Cuban sugar in bonded warehouse on which duty was paid and for
which withdrawal permits were issued and delivered to the
storekeeper prior to December 27, 1903, but which remained in the
warehouse after that date were, subject to full duty, and not
entitled to the 20% reduction under the Act of December 17, 1903,
and the treaty with Cuba.
The facts are stated in the opinion.
Page 202 U. S. 581
MR. JUSTICE McKENNA delivered the opinion of the Court.
This case was argued and submitted with No. 269.
The appellant imported and entered at the port of Philadelphia
on September 29, 1903, certain sugars, the product of the Republic
of Cuba. The collector imposed on all the sugars the full rate
imposed by the tariff Act of July 24, 1897. Permits for the removal
of all the sugars for consumption from bonded warehouse were issued
to appellant before December 17, 1903, and all removed for
consumption before that date except 1,250 bags, which were removed
December 28, and 3,279 bags and 67 bags of sweepings on December
29.
It is contended (1) that all of the sugars having been imported
after the exchange of ratifications of the treaty between the
United States and Cuba, appellant was entitled to the reduction of
20% of the rates of duty imposed by the Act of July 24, 1897; (2)
that appellant was entitled, in any event, to such reduction as to
the sugar not actually removed from bonded warehouse until after
December 27, 1903. The board of appraisers sustained the collector,
and the circuit court affirmed the order of the board.
As to the first contention, this case is exactly like that of
United States v. American Sugar Refining Company, just
decided. We decided that, under the treaty between the United
Page 202 U. S. 582
States and Cuba and the Act of Congress approved December 17,
1903, there quoted, imports from Cuba were not entitled to the
reduction of the duties imposed by the Act of July 24, 1897, until
December 27, 1903, the date proclaimed by the President of the
United States and the President of Cuba for the commencement of the
operation of the treaty.
The answer to the second contention depends upon § 20 of
the Customs Administrative Act, as amended by the Act of December
15, 1902. 32 Stat. 753. Section 20 provides as follows:
"That any merchandise deposited in any public or private bonded
warehouse may be withdrawn for consumption within three years from
the date of original importation on payment of the duties and
charges to which it may be subject by law at the time of such
withdrawal.
Provided, That the same rate of duty shall be
collected thereon as may be imposed by law upon like articles of
merchandise imported at the time of the withdrawal:
And
provided further, That nothing herein shall affect or impair
existing provisions of law in regard to the disposal of perishable
or explosive articles."
The section needs no interpretation.
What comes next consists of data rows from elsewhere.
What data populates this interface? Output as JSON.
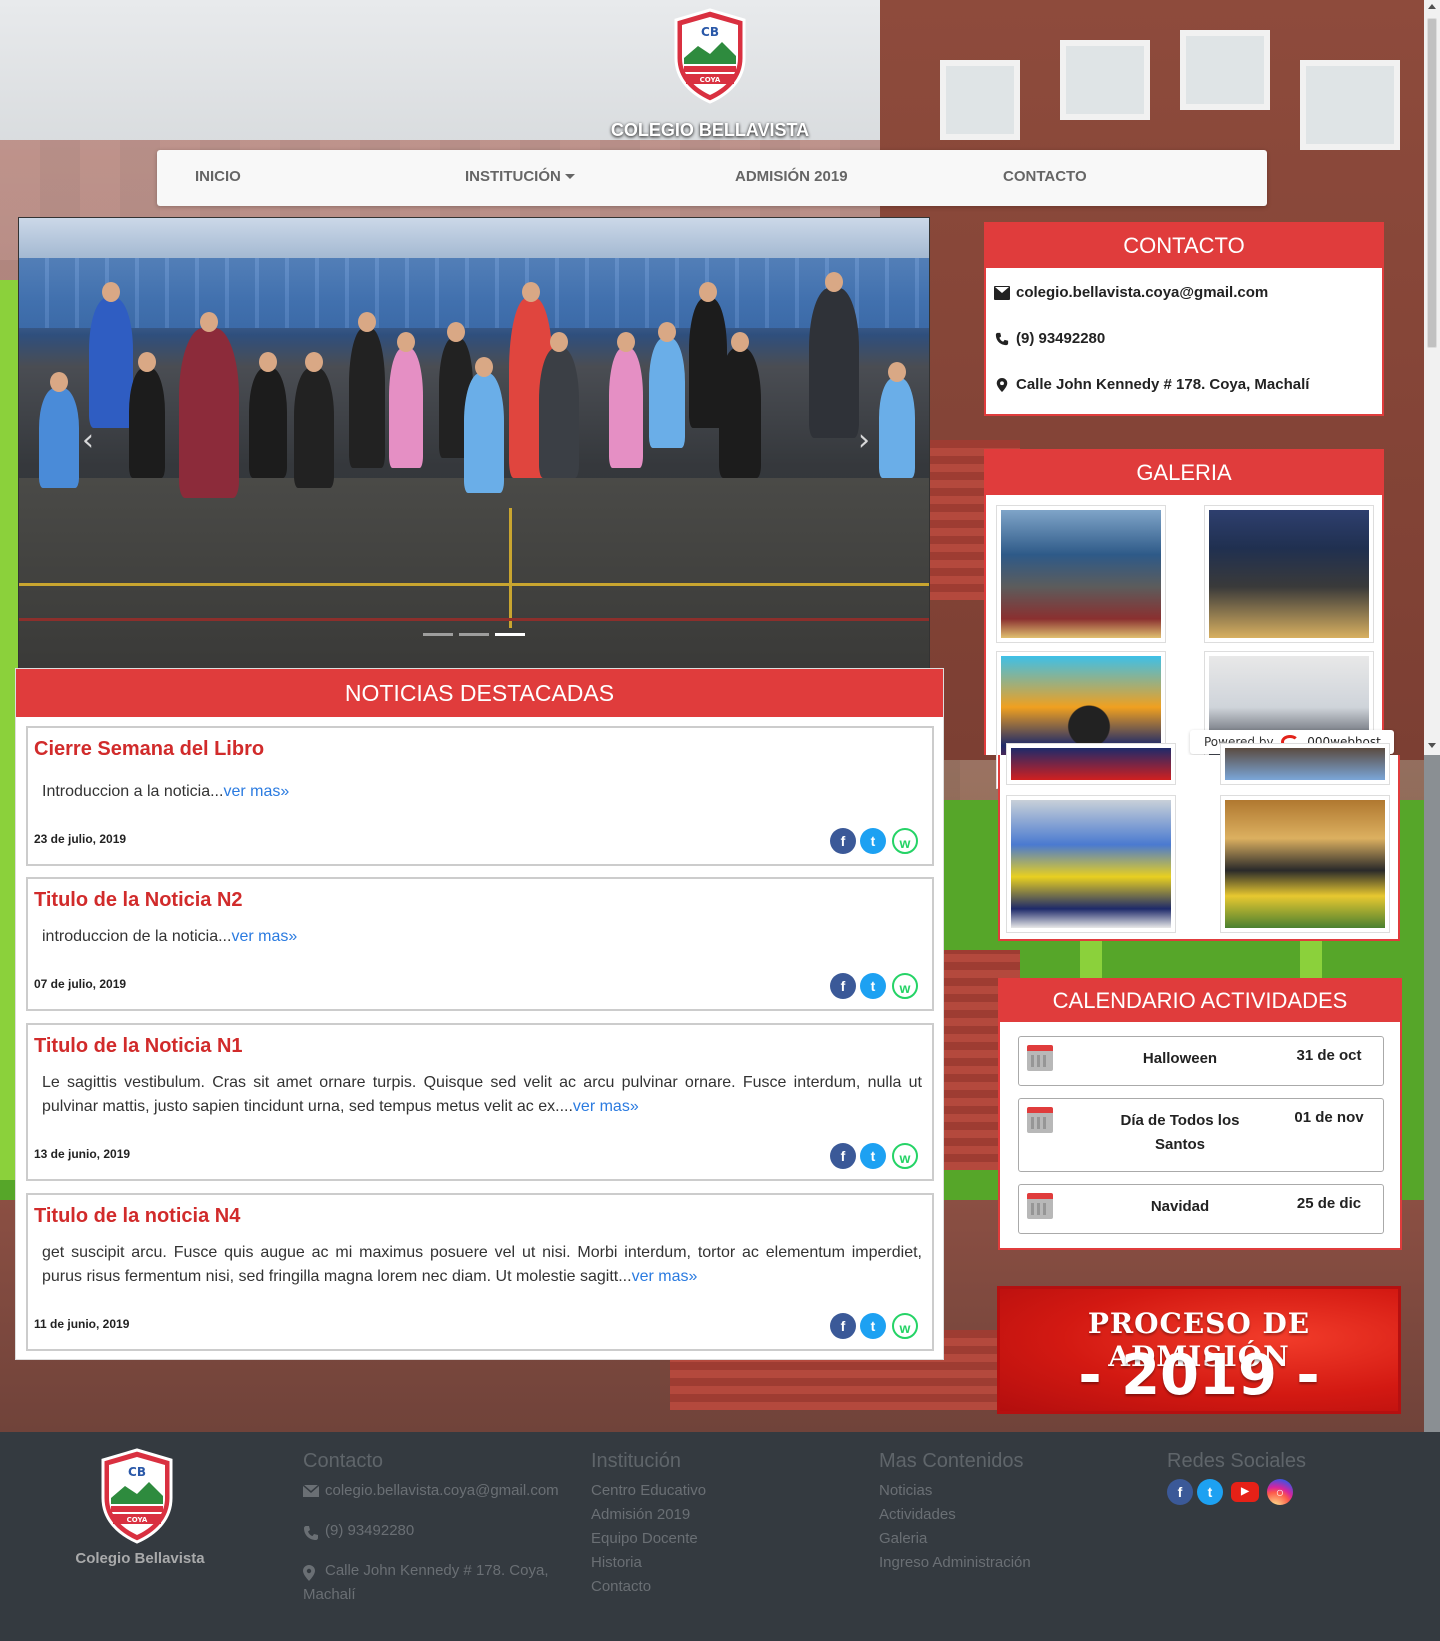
{
  "site": {
    "title": "COLEGIO BELLAVISTA",
    "logo_text_top": "COLEGIO BELLAVISTA",
    "logo_initials": "CB",
    "logo_text_bottom": "COYA"
  },
  "nav": {
    "items": [
      {
        "label": "INICIO"
      },
      {
        "label": "INSTITUCIÓN",
        "dropdown": true
      },
      {
        "label": "ADMISIÓN 2019"
      },
      {
        "label": "CONTACTO"
      }
    ]
  },
  "carousel": {
    "prev_icon": "chevron-left-icon",
    "next_icon": "chevron-right-icon",
    "slides": 3,
    "active_slide": 3
  },
  "contact_card": {
    "title": "CONTACTO",
    "email": "colegio.bellavista.coya@gmail.com",
    "phone": "(9) 93492280",
    "address": "Calle John Kennedy # 178. Coya, Machalí"
  },
  "gallery": {
    "title": "GALERIA",
    "powered_by_label": "Powered by",
    "powered_by_brand": "000webhost"
  },
  "news": {
    "title": "NOTICIAS DESTACADAS",
    "read_more": "ver mas»",
    "items": [
      {
        "title": "Cierre Semana del Libro",
        "body": "Introduccion a la noticia...",
        "date": "23 de julio, 2019"
      },
      {
        "title": "Titulo de la Noticia N2",
        "body": "introduccion de la noticia...",
        "date": "07 de julio, 2019"
      },
      {
        "title": "Titulo de la Noticia N1",
        "body": "Le sagittis vestibulum. Cras sit amet ornare turpis. Quisque sed velit ac arcu pulvinar ornare. Fusce interdum, nulla ut pulvinar mattis, justo sapien tincidunt urna, sed tempus metus velit ac ex....",
        "date": "13 de junio, 2019"
      },
      {
        "title": "Titulo de la noticia N4",
        "body": "get suscipit arcu. Fusce quis augue ac mi maximus posuere vel ut nisi. Morbi interdum, tortor ac elementum imperdiet, purus risus fermentum nisi, sed fringilla magna lorem nec diam. Ut molestie sagitt...",
        "date": "11 de junio, 2019"
      }
    ]
  },
  "calendar": {
    "title": "CALENDARIO ACTIVIDADES",
    "events": [
      {
        "name": "Halloween",
        "date": "31 de oct"
      },
      {
        "name": "Día de Todos los Santos",
        "date": "01 de nov"
      },
      {
        "name": "Navidad",
        "date": "25 de dic"
      }
    ]
  },
  "banner": {
    "line1": "PROCESO DE ADMISIÓN",
    "line2": "- 2019 -"
  },
  "footer": {
    "name": "Colegio Bellavista",
    "contact": {
      "heading": "Contacto",
      "email": "colegio.bellavista.coya@gmail.com",
      "phone": "(9) 93492280",
      "address": "Calle John Kennedy # 178. Coya, Machalí"
    },
    "institucion": {
      "heading": "Institución",
      "links": [
        "Centro Educativo",
        "Admisión 2019",
        "Equipo Docente",
        "Historia",
        "Contacto"
      ]
    },
    "mas": {
      "heading": "Mas Contenidos",
      "links": [
        "Noticias",
        "Actividades",
        "Galeria",
        "Ingreso Administración"
      ]
    },
    "redes": {
      "heading": "Redes Sociales",
      "icons": [
        "facebook-icon",
        "twitter-icon",
        "youtube-icon",
        "instagram-icon"
      ]
    }
  },
  "colors": {
    "accent_red": "#e03c3c",
    "news_title": "#d12b2b",
    "link_blue": "#2b7be0",
    "footer_bg": "#343a40"
  }
}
It is clear that it
subjects merchandise to the duties prescribed by law at the time it
is withdrawn for consumption.
Mosle v. Bidwell, 130 F.
334. And our inquiry then must be when were the sugars in
controversy withdrawn for consumption? If before December 27, 1903,
they were dutiable under the Act of July, 1897; if after December
27, they were entitled to 20% reduction of the duties prescribed by
that act.
Between September 29 and October 10, withdrawal entries were
made of the entire cargo and duties at regular rates paid thereon.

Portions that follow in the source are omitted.